When I was in grad school I was fortunate beyond belief to find housing off campus. I lived on a farm! Can you imagine? It was the best thing ever, and I remember how my dog, Louis and one of the horses on the farm, Jackson, were seriously in love. There were lots of cows (and, if you’ve never lived on a farm, the gentle mooing of cattle that we’re all trained to believe exists is a big fat lie. They are loud, and often angry.) There were also chickens and geese and goats and many other horses on the farm, but Jackson and Lou had a special bond. On my walks with Lou around the property, I’d see him looking for Jackson, and if I was by myself, I’d have Jackson come up to me sniffing for Lou. They spent many hours on our walks nuzzling each other and doing their version of playing — at that point, they were both way beyond adolescence, so it wasn’t too boisterous.
Jackson was a working horse — he ferried the farm manager’s kids to and fro on his back — he was the gentlest horse on the farm and could be trusted not to buck them. From time to time, he’d also pull a cart behind him when it was time to seed a far pasture. I witnessed him loving that work, because he was safe in doing it, loved all the way through it, and rewarded for it in the end, and I have to think that he felt like a productive and valued part of our little microcosm of a community. The farm manager had 8 kids and every one of them loved all of the animals on the farm (the cattle were dairy), and the animals knew it.

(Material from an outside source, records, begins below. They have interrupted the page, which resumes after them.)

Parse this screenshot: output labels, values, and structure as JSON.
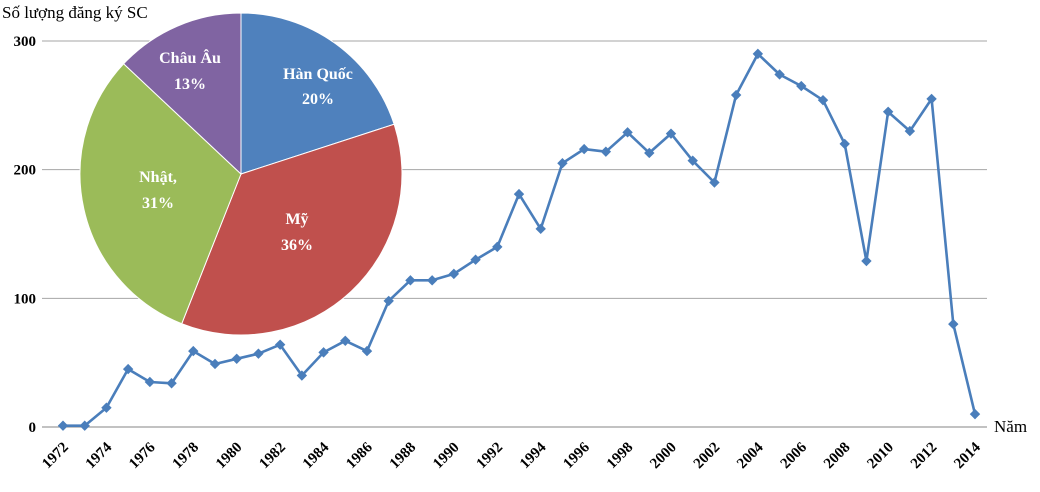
{
  "chart_data": [
    {
      "type": "line",
      "ylabel": "Số lượng đăng ký SC",
      "xlabel": "Năm",
      "ylim": [
        0,
        300
      ],
      "yticks": [
        0,
        100,
        200,
        300
      ],
      "xtick_labels": [
        "1972",
        "1974",
        "1976",
        "1978",
        "1980",
        "1982",
        "1984",
        "1986",
        "1988",
        "1990",
        "1992",
        "1994",
        "1996",
        "1998",
        "2000",
        "2002",
        "2004",
        "2006",
        "2008",
        "2010",
        "2012",
        "2014"
      ],
      "grid": true,
      "color": "#4a7ebb",
      "series": [
        {
          "x": [
            1972,
            1973,
            1974,
            1975,
            1976,
            1977,
            1978,
            1979,
            1980,
            1981,
            1982,
            1983,
            1984,
            1985,
            1986,
            1987,
            1988,
            1989,
            1990,
            1991,
            1992,
            1993,
            1994,
            1995,
            1996,
            1997,
            1998,
            1999,
            2000,
            2001,
            2002,
            2003,
            2004,
            2005,
            2006,
            2007,
            2008,
            2009,
            2010,
            2011,
            2012,
            2013,
            2014
          ],
          "values": [
            1,
            1,
            15,
            45,
            35,
            34,
            59,
            49,
            53,
            57,
            64,
            40,
            58,
            67,
            59,
            98,
            114,
            114,
            119,
            130,
            140,
            181,
            154,
            205,
            216,
            214,
            229,
            213,
            228,
            207,
            190,
            258,
            290,
            274,
            265,
            254,
            220,
            129,
            245,
            230,
            255,
            80,
            10
          ]
        }
      ]
    },
    {
      "type": "pie",
      "slices": [
        {
          "label": "Hàn Quốc",
          "pct_label": "20%",
          "value": 20,
          "color": "#4f81bd"
        },
        {
          "label": "Mỹ",
          "pct_label": "36%",
          "value": 36,
          "color": "#c0504d"
        },
        {
          "label": "Nhật,",
          "pct_label": "31%",
          "value": 31,
          "color": "#9bbb59"
        },
        {
          "label": "Châu Âu",
          "pct_label": "13%",
          "value": 13,
          "color": "#8064a2"
        }
      ]
    }
  ]
}
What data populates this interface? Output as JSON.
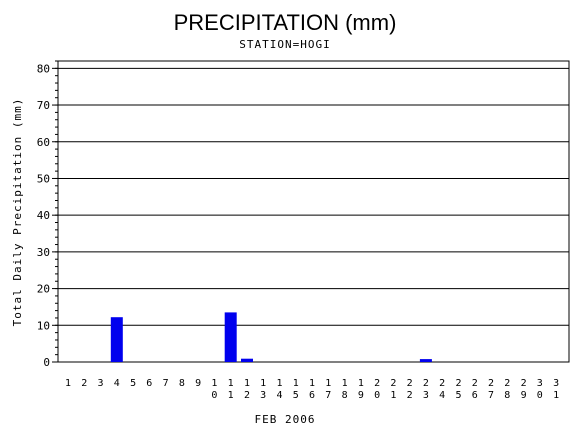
{
  "chart_data": {
    "type": "bar",
    "title": "PRECIPITATION (mm)",
    "subtitle": "STATION=HOGI",
    "xlabel": "FEB 2006",
    "ylabel": "Total Daily Precipitation (mm)",
    "ylim": [
      0,
      82
    ],
    "yticks": [
      "0",
      "10",
      "20",
      "30",
      "40",
      "50",
      "60",
      "70",
      "80"
    ],
    "grid": true,
    "bar_color": "#0000ee",
    "categories": [
      "1",
      "2",
      "3",
      "4",
      "5",
      "6",
      "7",
      "8",
      "9",
      "10",
      "11",
      "12",
      "13",
      "14",
      "15",
      "16",
      "17",
      "18",
      "19",
      "20",
      "21",
      "22",
      "23",
      "24",
      "25",
      "26",
      "27",
      "28",
      "29",
      "30",
      "31"
    ],
    "values": [
      0,
      0,
      0,
      12.2,
      0,
      0,
      0,
      0,
      0,
      0,
      13.5,
      0.9,
      0,
      0,
      0,
      0,
      0,
      0,
      0,
      0,
      0,
      0,
      0.8,
      0,
      0,
      0,
      0,
      0,
      0,
      0,
      0
    ]
  }
}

I don’t know. I think that every creature on earth is here for a reason, and that they find purpose in doing what they were meant to do. They/we may not always be able to articulate the joy of living and doing, but it’s there. A squirrel finds as much satisfaction in the hunt for the nut as in the finding of that nut, because that’s what squirrels do. A dog has a special relationship with humans that makes them want to please us so that we can, in turn, please them. Even the lowly possum is overjoyed when he can surprise me in the parking garage and make me drop that cantaloupe from my grocery bag so he can eat it. (<–that really happened last week). A tiger, a lion, a leopard — do they not find something like satisfaction in being the kings of the grassland, able to sustain the antelope herds by weeding out the weak and at the same time, feeding their families? And, let’s not forget the bane of my existence, the thousand-legger. I have to believe that they have a purpose on earth, which is making the lazy among us get up off of our asses from time to time and seriously scrub everything in the house after we see one skittle across the floor.
All that said, given the relationship we have with horses, it’s not out of the realm of possibility that they might believe they have a higher purpose. And, if not, that they’d like to work for us, because we feed and shelter and brush and snuggle them.
Only some of them, though. It seems like the horses that we put blinders on and hook buggies to and make trot around busy city streets aren’t getting any benefit from their association with us. That breaks my heart. And, if Lou were still here, it’d break his, too.